BORÇ YİĞİDİN KAMÇISI MIDIR?
Osmanlı Devleti, Viyana Bozgunu sonrasında sürekli gerilmeye başlamıştır. Toprak kayıplarıyla birlikte vergi gelir kayıpları da başladı. Giderek Devlet, ekonomik çıkmaza girdi.

Yükselme devrinden başlayarak bol bol imtiyazlar veren devlet; 1840 yılından itibaren borç almaya başladı.

İlk borçlanma, içte yapıldı: 1840 yılında GALATA Bankerlerinden 15 milyon lira tutarında sterlin alındı. Üretim ve yatırım yerine cari harcamalar karşılandı.

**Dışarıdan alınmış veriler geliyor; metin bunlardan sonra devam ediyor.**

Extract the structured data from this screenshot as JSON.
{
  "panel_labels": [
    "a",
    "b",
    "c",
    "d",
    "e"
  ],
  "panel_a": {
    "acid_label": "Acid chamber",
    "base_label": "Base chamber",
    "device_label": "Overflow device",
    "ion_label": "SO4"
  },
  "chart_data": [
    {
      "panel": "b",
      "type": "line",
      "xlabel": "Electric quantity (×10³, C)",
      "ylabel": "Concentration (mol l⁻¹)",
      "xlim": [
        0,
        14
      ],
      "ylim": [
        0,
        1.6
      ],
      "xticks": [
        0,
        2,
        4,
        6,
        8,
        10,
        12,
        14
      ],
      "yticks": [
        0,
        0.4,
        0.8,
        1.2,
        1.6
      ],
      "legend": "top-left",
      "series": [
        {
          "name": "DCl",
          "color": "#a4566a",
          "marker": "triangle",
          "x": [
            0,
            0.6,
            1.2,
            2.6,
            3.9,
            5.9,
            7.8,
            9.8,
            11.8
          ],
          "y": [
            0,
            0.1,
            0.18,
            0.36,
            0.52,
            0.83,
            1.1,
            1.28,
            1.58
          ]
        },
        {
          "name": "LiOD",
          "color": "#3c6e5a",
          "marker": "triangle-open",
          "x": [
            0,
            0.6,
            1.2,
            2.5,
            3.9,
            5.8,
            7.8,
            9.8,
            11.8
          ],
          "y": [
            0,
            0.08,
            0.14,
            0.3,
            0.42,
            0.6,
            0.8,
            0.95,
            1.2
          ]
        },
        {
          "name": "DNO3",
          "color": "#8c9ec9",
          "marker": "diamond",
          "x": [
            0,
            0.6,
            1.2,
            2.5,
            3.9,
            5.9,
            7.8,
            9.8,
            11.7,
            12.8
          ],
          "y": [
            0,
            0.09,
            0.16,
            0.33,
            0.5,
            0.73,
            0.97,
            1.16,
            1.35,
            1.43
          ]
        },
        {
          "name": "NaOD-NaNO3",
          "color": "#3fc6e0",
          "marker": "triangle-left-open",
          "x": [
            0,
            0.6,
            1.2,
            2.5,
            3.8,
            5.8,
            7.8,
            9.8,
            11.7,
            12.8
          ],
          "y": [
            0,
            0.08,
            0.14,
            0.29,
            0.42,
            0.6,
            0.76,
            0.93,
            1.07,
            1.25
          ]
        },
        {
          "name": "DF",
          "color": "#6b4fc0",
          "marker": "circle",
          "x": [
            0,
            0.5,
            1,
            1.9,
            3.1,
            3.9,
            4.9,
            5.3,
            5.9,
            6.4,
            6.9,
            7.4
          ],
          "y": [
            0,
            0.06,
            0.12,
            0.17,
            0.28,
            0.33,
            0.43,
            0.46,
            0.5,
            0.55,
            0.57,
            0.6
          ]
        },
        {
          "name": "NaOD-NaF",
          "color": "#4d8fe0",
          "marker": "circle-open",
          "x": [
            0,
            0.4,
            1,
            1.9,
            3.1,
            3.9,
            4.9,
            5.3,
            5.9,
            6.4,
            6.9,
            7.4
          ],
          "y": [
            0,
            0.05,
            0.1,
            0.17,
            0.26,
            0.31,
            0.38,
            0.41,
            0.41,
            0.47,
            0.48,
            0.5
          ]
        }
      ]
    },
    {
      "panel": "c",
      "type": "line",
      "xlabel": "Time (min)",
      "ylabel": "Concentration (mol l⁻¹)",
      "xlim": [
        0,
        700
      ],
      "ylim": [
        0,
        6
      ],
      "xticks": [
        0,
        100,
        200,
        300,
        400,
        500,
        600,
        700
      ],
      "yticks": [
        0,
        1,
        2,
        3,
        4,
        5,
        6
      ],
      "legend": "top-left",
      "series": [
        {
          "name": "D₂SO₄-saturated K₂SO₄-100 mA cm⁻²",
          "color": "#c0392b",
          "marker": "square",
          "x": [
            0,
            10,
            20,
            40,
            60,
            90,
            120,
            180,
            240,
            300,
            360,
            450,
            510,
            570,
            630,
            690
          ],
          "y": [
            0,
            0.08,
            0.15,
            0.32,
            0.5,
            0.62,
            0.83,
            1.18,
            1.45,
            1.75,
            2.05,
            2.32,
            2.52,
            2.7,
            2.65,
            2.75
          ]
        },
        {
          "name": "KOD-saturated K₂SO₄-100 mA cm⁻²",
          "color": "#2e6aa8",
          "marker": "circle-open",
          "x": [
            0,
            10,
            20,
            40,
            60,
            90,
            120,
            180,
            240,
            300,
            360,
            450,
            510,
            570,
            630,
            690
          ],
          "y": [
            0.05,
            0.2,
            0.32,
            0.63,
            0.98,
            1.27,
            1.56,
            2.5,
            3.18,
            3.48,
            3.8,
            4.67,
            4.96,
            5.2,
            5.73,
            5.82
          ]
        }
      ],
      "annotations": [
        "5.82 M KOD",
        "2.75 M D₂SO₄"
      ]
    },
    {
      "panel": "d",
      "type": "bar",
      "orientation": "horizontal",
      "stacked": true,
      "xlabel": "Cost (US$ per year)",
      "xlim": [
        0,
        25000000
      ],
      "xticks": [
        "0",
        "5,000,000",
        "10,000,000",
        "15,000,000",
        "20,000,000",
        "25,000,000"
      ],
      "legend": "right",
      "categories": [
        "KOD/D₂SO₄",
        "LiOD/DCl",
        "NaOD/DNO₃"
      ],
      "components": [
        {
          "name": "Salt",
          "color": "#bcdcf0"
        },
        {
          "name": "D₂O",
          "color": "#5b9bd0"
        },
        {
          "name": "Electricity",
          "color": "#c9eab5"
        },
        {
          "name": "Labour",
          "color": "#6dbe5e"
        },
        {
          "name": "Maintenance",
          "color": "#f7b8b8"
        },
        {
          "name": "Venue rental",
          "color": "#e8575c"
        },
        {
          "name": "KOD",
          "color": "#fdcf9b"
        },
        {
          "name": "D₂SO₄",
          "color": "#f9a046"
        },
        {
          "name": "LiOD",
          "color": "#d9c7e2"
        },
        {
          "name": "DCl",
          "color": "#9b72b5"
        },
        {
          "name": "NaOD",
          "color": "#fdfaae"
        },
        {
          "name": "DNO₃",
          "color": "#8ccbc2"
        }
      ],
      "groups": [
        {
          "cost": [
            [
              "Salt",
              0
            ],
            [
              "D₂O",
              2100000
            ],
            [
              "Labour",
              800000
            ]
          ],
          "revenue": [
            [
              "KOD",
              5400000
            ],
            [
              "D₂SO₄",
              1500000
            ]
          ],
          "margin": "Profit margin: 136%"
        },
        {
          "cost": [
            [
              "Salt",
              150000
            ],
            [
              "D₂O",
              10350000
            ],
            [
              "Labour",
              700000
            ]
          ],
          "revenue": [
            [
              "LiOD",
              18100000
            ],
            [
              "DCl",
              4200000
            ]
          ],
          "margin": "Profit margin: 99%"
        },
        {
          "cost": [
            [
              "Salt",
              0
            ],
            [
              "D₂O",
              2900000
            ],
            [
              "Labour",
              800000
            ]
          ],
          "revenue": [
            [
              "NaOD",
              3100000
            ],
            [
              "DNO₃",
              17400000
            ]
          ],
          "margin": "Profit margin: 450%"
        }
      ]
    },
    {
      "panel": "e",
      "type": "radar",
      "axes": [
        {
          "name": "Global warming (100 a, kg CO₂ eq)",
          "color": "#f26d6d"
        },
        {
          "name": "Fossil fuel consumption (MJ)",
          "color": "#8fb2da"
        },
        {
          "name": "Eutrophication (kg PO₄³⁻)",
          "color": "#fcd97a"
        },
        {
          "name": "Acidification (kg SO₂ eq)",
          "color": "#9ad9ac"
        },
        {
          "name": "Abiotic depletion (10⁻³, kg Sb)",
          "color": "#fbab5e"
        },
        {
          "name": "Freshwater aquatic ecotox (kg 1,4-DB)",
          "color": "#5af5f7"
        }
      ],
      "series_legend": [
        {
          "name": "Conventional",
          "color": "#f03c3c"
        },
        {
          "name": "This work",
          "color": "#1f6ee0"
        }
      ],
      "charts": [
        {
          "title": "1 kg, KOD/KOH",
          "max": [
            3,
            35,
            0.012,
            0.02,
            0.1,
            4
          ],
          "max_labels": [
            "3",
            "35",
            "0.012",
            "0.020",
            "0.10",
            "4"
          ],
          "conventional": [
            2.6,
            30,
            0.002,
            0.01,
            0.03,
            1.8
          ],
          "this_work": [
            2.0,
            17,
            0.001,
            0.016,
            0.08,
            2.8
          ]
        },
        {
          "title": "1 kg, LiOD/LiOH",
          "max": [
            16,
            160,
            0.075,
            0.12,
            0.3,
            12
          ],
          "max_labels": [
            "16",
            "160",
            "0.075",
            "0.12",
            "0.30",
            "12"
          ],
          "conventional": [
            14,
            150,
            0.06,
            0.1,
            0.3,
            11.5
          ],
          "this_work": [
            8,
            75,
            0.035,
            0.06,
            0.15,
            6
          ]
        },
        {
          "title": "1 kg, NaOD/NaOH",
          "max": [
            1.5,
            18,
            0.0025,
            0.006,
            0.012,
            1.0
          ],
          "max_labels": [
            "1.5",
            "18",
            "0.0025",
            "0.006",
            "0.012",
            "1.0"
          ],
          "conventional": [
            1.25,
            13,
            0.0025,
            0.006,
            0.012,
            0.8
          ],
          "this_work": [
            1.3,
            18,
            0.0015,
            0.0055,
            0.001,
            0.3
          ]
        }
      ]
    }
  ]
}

1854 yılında da İngiltere’den 200 bin Sterlin borç alındı.

O zaman dünyadaki geçerli para; İngiliz lirası idi.

İngiltere’den borç alındıktan sonra Kırım Savaşı patladı. Borç para ile herhangi bir üretim yapmak yerine; silahlanmaya harcandı.

Rahmetli Süleyman Demirel’in “yiğidin kamçısıdır” dediği borç; iktidarın israf ve lüksüne harcanınca; yiğidi iflas ettiren enstrüman oldu. Nitekim 1880’lerde kurulan Duyun-u Umumiye idaresi ile borç veren Avrupalı devletler; Osmanlı Devleti’ni fiilen otonom durumuna düşürdüler.

Bu borçlar; Lozan’da kabul ettirilen tediye takvimine göre; küllerinden doğan Türkiye Cumhuriyeti tarafından 1954 yılına kadar taksitlerle ödendi.

NATO’ya girene kadar dış borcu olmayan Türkiye Cumhuriyeti; Osmanlı yönetim anlayışıyla hareket eden öngörüsüz hükümetler tarafından borç batağına sürüklendi. Başbakan Demirel; borçlanmayı yiğitlik olarak ilan etti.

Ve bugün, Türkiye borç almak için 2.8 milyon nüfuslu Katar’ın değersiz Riyali’ne muhtaç duruma düşmüştür.

Cumhuriyet’in ne kadar kazanımı varsa satarak yandaş zengin yaratma uğruna betona gömerek, döviz bazında garantiler vererek, “deve bir pula mı bin pula mı” alınmalı anlayışından uzak olarak yapılan köprü, yol ve şehir hastahaneleri ile 25 yılı aşan sürelerle maliye borç altına sokuldu.

Ne bir istihdam yaratıldı, ne borç ödeyecek bir üretim yapıldı, ne kişi başına düşen gelir arttırıldı. İşsizler ordusu ile fakirliğin büyütülmesinden başka bir ekonomik yarar sağlanmadı.

Bu durumda borç yiğidin kamçısı mı oldu?

Yeni yapılan “swap” ile Katar’dan sağlanacak takas limiti 5 milyardan 15 milyar dğlara çıkarıldı. Böylece dünyanın iki büyük takas gurubu olan Clearstream Banking ve Euroclear Bank ile olan Türk lira cinsi köprü takası (bridge swap) askıya alınarak yiğitlik yapılmış oldu!

Peki, gelişmiş ülkeler ne denli önemsedi!

Peki, teminat olarak ne verildi?

Bilen var mı?

Ölçüsüz oranda bir hediye uçak verme hikmetinin Tank-Palet fabrikası ile Kanal ”İstanbul arazisi olduğu anlaşıldı. Bu swap karşılığı ne olabilir acaba?